Jenkins and LDAP and Timeouts

Fixing Jenkins LDAP authentication when using a Load Balancer

If you’re using a combination of LDAP + Jenkins + a load balancer (say, AD domain controllers behind an NLB in an AWS environment) and you’re seeing odd timeout issues when users try and log in, perhaps you’re hitting problems with Java connection pooling.

We were seeing errors similar to the following in our jenkins.log file:

nested exception is org.acegisecurity.ldap.LdapDataAccessException: LdapCallback;LDAP response read timed out, timeout used:60000ms.; nested exception is javax.naming.NamingException: LDAP response read timed out, timeout used:60000ms.; remaining name ''

A bit of digging, a bit of tcpdump and a big of head-scratching and hair pulling seemed to indicate this might be a problem with firewall timeouts, especially as when we were seeing the Jenkins timeout issues, there was no LDAP traffic leaving the Jenkins server. Odd.

A bit more digging, and reading the quite informative but also quite hateful ([Java JNDI LDAP documentation] seemed to point to connection pooling being the issue.

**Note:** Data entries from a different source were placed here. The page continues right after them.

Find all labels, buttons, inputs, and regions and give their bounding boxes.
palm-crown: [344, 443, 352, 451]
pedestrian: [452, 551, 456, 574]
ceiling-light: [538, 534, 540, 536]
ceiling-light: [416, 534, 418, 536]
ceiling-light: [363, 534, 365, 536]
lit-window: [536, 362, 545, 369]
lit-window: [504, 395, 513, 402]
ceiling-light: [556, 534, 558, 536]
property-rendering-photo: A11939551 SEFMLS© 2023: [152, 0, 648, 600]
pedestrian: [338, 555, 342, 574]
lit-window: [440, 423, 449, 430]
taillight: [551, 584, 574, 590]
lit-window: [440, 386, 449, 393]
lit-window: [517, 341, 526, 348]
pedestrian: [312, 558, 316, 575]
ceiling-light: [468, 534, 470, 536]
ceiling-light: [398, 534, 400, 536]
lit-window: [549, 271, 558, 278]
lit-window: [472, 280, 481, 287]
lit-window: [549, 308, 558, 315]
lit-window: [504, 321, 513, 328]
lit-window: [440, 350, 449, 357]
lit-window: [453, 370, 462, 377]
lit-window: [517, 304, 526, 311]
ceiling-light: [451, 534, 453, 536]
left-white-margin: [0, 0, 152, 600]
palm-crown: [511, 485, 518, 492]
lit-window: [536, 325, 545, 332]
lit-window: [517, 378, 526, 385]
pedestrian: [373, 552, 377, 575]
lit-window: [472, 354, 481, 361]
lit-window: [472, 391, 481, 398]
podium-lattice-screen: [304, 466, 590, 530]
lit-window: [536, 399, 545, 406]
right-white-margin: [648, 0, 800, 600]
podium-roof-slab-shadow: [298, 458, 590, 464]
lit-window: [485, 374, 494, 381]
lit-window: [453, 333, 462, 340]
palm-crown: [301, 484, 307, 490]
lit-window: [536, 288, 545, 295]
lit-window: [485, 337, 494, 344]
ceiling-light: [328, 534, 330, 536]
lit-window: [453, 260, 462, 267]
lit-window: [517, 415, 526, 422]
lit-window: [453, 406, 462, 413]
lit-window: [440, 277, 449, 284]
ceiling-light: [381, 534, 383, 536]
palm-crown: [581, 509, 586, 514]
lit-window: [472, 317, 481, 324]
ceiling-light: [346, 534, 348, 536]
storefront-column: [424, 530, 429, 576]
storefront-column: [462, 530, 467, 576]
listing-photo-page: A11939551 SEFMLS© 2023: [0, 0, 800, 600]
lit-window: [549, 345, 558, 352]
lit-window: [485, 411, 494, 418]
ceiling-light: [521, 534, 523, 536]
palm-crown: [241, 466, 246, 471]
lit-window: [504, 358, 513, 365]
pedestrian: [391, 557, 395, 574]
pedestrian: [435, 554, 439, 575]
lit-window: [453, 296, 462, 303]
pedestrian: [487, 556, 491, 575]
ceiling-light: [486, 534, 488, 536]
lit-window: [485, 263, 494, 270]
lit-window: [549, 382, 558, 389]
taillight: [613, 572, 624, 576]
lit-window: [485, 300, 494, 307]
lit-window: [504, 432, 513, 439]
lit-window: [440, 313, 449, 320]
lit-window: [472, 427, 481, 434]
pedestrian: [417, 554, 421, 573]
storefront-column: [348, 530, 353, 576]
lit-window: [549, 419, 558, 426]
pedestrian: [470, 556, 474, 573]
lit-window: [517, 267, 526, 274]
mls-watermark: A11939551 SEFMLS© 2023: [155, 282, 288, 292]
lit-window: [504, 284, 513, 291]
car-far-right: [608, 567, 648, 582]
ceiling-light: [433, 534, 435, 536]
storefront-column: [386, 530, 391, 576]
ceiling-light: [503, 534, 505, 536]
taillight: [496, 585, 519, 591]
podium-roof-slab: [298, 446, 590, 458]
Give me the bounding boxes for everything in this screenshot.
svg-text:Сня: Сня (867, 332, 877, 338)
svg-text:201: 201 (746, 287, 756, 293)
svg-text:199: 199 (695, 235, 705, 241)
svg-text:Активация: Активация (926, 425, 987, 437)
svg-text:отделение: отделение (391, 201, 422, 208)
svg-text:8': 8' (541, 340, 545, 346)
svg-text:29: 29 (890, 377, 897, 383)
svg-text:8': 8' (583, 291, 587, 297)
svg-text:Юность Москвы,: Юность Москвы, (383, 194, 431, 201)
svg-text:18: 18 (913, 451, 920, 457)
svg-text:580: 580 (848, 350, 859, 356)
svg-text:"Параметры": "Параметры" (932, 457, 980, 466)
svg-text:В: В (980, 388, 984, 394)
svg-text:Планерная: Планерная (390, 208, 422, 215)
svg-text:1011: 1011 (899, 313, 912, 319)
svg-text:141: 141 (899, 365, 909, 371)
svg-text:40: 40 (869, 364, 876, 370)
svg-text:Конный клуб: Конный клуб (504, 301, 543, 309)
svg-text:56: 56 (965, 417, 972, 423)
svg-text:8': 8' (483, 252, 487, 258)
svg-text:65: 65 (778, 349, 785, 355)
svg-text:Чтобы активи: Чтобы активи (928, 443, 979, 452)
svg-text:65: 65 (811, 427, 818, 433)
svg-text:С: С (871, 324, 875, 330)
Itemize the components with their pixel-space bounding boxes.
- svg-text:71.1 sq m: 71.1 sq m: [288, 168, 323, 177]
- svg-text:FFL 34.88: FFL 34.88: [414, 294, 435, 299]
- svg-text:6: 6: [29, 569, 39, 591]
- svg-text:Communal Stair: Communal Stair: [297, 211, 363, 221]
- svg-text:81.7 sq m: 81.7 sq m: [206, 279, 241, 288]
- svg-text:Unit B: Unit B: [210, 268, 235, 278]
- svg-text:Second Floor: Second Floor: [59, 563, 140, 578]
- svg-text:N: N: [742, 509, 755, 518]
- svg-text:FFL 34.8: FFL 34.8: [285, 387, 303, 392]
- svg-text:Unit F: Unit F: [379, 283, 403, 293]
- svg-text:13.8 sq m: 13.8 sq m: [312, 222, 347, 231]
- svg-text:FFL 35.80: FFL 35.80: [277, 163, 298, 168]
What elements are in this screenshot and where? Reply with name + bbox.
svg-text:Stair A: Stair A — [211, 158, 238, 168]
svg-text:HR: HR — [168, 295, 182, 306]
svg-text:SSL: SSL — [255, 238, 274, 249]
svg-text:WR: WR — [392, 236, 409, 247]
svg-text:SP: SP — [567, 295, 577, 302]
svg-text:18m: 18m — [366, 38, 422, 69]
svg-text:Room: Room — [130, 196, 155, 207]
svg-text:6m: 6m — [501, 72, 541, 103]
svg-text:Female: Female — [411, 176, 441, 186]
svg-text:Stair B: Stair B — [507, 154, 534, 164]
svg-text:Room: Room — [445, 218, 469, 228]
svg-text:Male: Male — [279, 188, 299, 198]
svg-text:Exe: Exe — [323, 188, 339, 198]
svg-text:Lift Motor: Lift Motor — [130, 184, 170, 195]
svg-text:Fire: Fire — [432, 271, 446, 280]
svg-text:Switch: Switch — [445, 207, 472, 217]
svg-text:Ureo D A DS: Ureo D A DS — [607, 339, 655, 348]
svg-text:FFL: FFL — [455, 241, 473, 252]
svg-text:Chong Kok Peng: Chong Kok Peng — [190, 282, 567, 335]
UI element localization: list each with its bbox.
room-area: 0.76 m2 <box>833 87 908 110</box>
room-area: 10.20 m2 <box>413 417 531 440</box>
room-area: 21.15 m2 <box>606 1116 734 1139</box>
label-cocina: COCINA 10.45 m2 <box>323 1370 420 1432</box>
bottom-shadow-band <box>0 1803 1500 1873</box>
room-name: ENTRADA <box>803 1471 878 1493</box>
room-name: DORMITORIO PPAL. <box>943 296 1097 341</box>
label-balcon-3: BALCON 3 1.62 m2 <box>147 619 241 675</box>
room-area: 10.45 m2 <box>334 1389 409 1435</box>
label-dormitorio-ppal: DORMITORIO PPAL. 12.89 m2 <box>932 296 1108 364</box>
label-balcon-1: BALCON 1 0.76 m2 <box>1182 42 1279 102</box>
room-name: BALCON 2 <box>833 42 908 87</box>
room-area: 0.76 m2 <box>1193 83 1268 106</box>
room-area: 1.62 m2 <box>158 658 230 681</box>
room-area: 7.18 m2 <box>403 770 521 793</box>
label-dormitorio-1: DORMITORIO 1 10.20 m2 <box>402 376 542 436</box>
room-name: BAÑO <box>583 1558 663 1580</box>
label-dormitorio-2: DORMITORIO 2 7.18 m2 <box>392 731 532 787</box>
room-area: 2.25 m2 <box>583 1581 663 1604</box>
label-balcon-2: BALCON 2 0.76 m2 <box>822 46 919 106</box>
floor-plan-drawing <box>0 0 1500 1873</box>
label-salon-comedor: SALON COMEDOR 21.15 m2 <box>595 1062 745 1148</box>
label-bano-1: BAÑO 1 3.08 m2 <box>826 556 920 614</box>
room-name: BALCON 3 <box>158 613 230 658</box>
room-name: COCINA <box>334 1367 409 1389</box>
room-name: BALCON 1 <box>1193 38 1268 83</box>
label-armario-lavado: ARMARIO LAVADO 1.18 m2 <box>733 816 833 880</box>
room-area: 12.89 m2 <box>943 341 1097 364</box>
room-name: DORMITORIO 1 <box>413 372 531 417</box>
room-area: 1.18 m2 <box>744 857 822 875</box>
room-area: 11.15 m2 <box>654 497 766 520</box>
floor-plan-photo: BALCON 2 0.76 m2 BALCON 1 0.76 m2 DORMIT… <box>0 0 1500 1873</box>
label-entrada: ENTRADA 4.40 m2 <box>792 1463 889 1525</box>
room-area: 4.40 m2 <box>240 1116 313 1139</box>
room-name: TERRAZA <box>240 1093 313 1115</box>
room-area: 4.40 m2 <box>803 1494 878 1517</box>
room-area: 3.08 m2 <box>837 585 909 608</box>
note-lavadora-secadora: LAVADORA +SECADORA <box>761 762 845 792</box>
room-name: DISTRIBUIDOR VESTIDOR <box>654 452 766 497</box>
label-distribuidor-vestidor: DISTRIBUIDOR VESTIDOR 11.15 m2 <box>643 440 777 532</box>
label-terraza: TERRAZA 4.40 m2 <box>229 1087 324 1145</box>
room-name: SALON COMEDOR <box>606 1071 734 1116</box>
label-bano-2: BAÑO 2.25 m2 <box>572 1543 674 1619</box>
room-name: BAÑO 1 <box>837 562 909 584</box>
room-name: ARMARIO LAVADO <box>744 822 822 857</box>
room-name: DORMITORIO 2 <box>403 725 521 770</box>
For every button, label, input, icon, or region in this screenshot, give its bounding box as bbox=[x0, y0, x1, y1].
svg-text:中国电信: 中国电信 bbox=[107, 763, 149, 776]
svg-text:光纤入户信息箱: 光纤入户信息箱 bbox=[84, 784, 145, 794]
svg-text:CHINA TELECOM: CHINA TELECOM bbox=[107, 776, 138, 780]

It looks as though connections in the pool are not kept alive, so any sort of stateful/tracking firewall (or in our case, load balancer) in the way would drop the connection after a specific period of idle time, but this was never ‘noticed’ by the JNDI provider. So when the application needed to query LDAP, it’d pluck a connection from the pool, send a query… and nada. Packets were dropped by the firewall/load balancer, the connection times out and you pick another connection from the pool… rinse and repeat until you’ve exhausted them all at which point a new connection gets created and then everything works normally for as long as it takes you to get bored of debugging the problem and move on to something else.

The easiest option semeed to be to turn off connection pooling, which can (thankfully) be easily configured by an environment variable when initialising the JNDI LDAP provider. Set the variable com.sun.jndi.ldap.connect.pool to false in the Jenkins LDAP configuration, and everything seems to work.

For now, the problem seems to have gone away… 🙏